How to Plot Histograms with Your Data in R - dummies

How to Plot Histograms with Your Data in R

By Andrie de Vries, Joris Meys

To get a clearer visual idea about how your data is distributed within the range, you can plot a histogram using R. To make a histogram for the mileage data, you simply use the hist() function, like this:

> hist(cars$mpg, col='grey')

You see that the hist() function first cuts the range of the data in a number of even intervals, and then counts the number of observations in each interval. The bars height is proportional to those frequencies. On the y-axis, you find the counts.

With the argument col, you give the bars in the histogram a bit of color.


How to play with breaks

R chooses the number of intervals it considers most useful to represent the data, but you can disagree with what R does and choose the breaks yourself. For this, you use the breaks argument of the hist() function.

You can specify the breaks in a couple different ways:

  • You can tell R the number of bars you want in the histogram by giving a single number as the argument. Just keep in mind that R will still decide whether that’s actually reasonable, and it tries to cut up the range using nice rounded numbers.

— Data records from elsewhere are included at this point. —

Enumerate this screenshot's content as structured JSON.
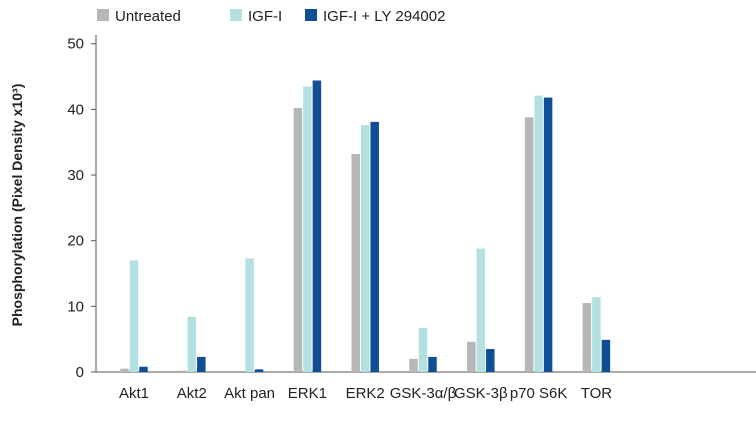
{
  "chart_data": {
    "type": "bar",
    "ylabel": "Phosphorylation (Pixel Density x10³)",
    "xlabel": "",
    "ylim": [
      0,
      55
    ],
    "yticks": [
      0,
      10,
      20,
      30,
      40,
      50
    ],
    "grid": false,
    "legend_position": "top-left",
    "categories": [
      "Akt1",
      "Akt2",
      "Akt pan",
      "ERK1",
      "ERK2",
      "GSK-3α/β",
      "GSK-3β",
      "p70 S6K",
      "TOR"
    ],
    "series": [
      {
        "name": "Untreated",
        "color": "#b7b7b7",
        "values": [
          0.5,
          0.2,
          0,
          40.2,
          33.2,
          2.0,
          4.6,
          38.8,
          10.5
        ]
      },
      {
        "name": "IGF-I",
        "color": "#b3e1e1",
        "values": [
          17.0,
          8.4,
          17.3,
          43.5,
          37.6,
          6.7,
          18.8,
          42.1,
          11.4
        ]
      },
      {
        "name": "IGF-I + LY 294002",
        "color": "#0e4f96",
        "values": [
          0.8,
          2.3,
          0.4,
          44.4,
          38.1,
          2.3,
          3.5,
          41.8,
          4.9
        ]
      }
    ]
  }
}
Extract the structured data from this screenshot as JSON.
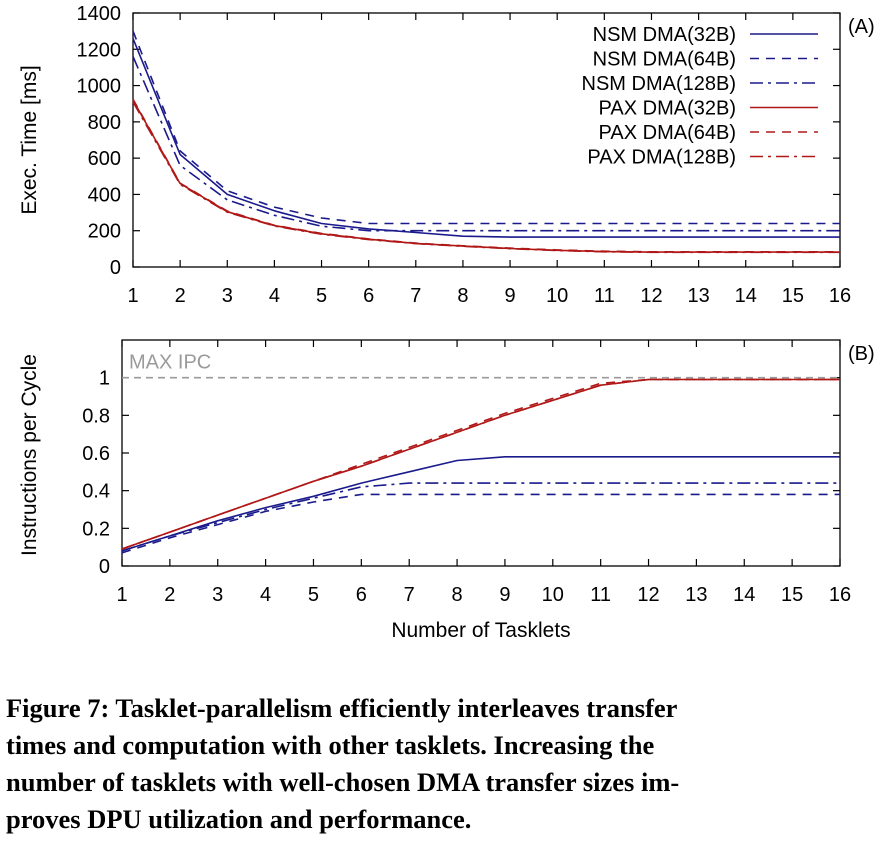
{
  "chart_data": [
    {
      "type": "line",
      "panel_label": "(A)",
      "xlabel": "",
      "ylabel": "Exec. Time [ms]",
      "x": [
        1,
        2,
        3,
        4,
        5,
        6,
        7,
        8,
        9,
        10,
        11,
        12,
        13,
        14,
        15,
        16
      ],
      "xlim": [
        1,
        16
      ],
      "ylim": [
        0,
        1400
      ],
      "yticks": [
        0,
        200,
        400,
        600,
        800,
        1000,
        1200,
        1400
      ],
      "legend_position": "top-right",
      "series": [
        {
          "name": "NSM DMA(32B)",
          "color": "#1a1a8c",
          "dash": "solid",
          "values": [
            1260,
            620,
            400,
            310,
            240,
            210,
            190,
            170,
            165,
            165,
            165,
            165,
            165,
            165,
            165,
            165
          ]
        },
        {
          "name": "NSM DMA(64B)",
          "color": "#1a1a8c",
          "dash": "dashed",
          "values": [
            1300,
            640,
            420,
            330,
            270,
            240,
            240,
            240,
            240,
            240,
            240,
            240,
            240,
            240,
            240,
            240
          ]
        },
        {
          "name": "NSM DMA(128B)",
          "color": "#1a1a8c",
          "dash": "dashdot",
          "values": [
            1160,
            560,
            370,
            285,
            225,
            200,
            200,
            200,
            200,
            200,
            200,
            200,
            200,
            200,
            200,
            200
          ]
        },
        {
          "name": "PAX DMA(32B)",
          "color": "#b01818",
          "dash": "solid",
          "values": [
            920,
            460,
            305,
            228,
            183,
            153,
            130,
            115,
            102,
            92,
            85,
            82,
            82,
            82,
            82,
            82
          ]
        },
        {
          "name": "PAX DMA(64B)",
          "color": "#b01818",
          "dash": "dashed",
          "values": [
            925,
            462,
            308,
            230,
            185,
            155,
            132,
            117,
            104,
            94,
            87,
            84,
            84,
            84,
            84,
            84
          ]
        },
        {
          "name": "PAX DMA(128B)",
          "color": "#b01818",
          "dash": "dashdot",
          "values": [
            910,
            455,
            302,
            226,
            181,
            151,
            129,
            114,
            101,
            91,
            84,
            81,
            81,
            81,
            81,
            81
          ]
        }
      ]
    },
    {
      "type": "line",
      "panel_label": "(B)",
      "xlabel": "Number of Tasklets",
      "ylabel": "Instructions per Cycle",
      "x": [
        1,
        2,
        3,
        4,
        5,
        6,
        7,
        8,
        9,
        10,
        11,
        12,
        13,
        14,
        15,
        16
      ],
      "xlim": [
        1,
        16
      ],
      "ylim": [
        0,
        1.2
      ],
      "yticks": [
        0,
        0.2,
        0.4,
        0.6,
        0.8,
        1
      ],
      "reference_line": {
        "label": "MAX IPC",
        "value": 1,
        "color": "#9a9a9a"
      },
      "series": [
        {
          "name": "NSM DMA(32B)",
          "color": "#1a1a8c",
          "dash": "solid",
          "values": [
            0.08,
            0.16,
            0.24,
            0.31,
            0.37,
            0.44,
            0.5,
            0.56,
            0.58,
            0.58,
            0.58,
            0.58,
            0.58,
            0.58,
            0.58,
            0.58
          ]
        },
        {
          "name": "NSM DMA(64B)",
          "color": "#1a1a8c",
          "dash": "dashed",
          "values": [
            0.07,
            0.15,
            0.22,
            0.29,
            0.34,
            0.38,
            0.38,
            0.38,
            0.38,
            0.38,
            0.38,
            0.38,
            0.38,
            0.38,
            0.38,
            0.38
          ]
        },
        {
          "name": "NSM DMA(128B)",
          "color": "#1a1a8c",
          "dash": "dashdot",
          "values": [
            0.08,
            0.16,
            0.23,
            0.3,
            0.36,
            0.42,
            0.44,
            0.44,
            0.44,
            0.44,
            0.44,
            0.44,
            0.44,
            0.44,
            0.44,
            0.44
          ]
        },
        {
          "name": "PAX DMA(32B)",
          "color": "#b01818",
          "dash": "solid",
          "values": [
            0.09,
            0.18,
            0.27,
            0.36,
            0.45,
            0.53,
            0.62,
            0.71,
            0.8,
            0.88,
            0.96,
            0.99,
            0.99,
            0.99,
            0.99,
            0.99
          ]
        },
        {
          "name": "PAX DMA(64B)",
          "color": "#b01818",
          "dash": "dashed",
          "values": [
            0.09,
            0.18,
            0.27,
            0.36,
            0.45,
            0.54,
            0.63,
            0.72,
            0.81,
            0.89,
            0.97,
            0.99,
            0.99,
            0.99,
            0.99,
            0.99
          ]
        },
        {
          "name": "PAX DMA(128B)",
          "color": "#b01818",
          "dash": "dashdot",
          "values": [
            0.09,
            0.18,
            0.27,
            0.36,
            0.45,
            0.53,
            0.62,
            0.71,
            0.8,
            0.88,
            0.96,
            0.99,
            0.99,
            0.99,
            0.99,
            0.99
          ]
        }
      ]
    }
  ],
  "caption": "Figure 7: Tasklet-parallelism efficiently interleaves transfer\ntimes and computation with other tasklets. Increasing the\nnumber of tasklets with well-chosen DMA transfer sizes im-\nproves DPU utilization and performance."
}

  • You can tell R exactly where to put the breaks by giving a vector with the break points as a value to the breaks argument.

So, if you don’t agree with R and you want to have bars representing the intervals 5 to 15, 15 to 25, and 25 to 35, you can do this with the following code:

> hist(cars$mpg, breaks=c(5,15,25,35))

You also can give the name of the algorithm R has to use to determine the number of breaks as the value for the breaks argument. You can find more information on those algorithms on the Help page ?hist. Try to experiment with those algorithms a bit to check which one works the best.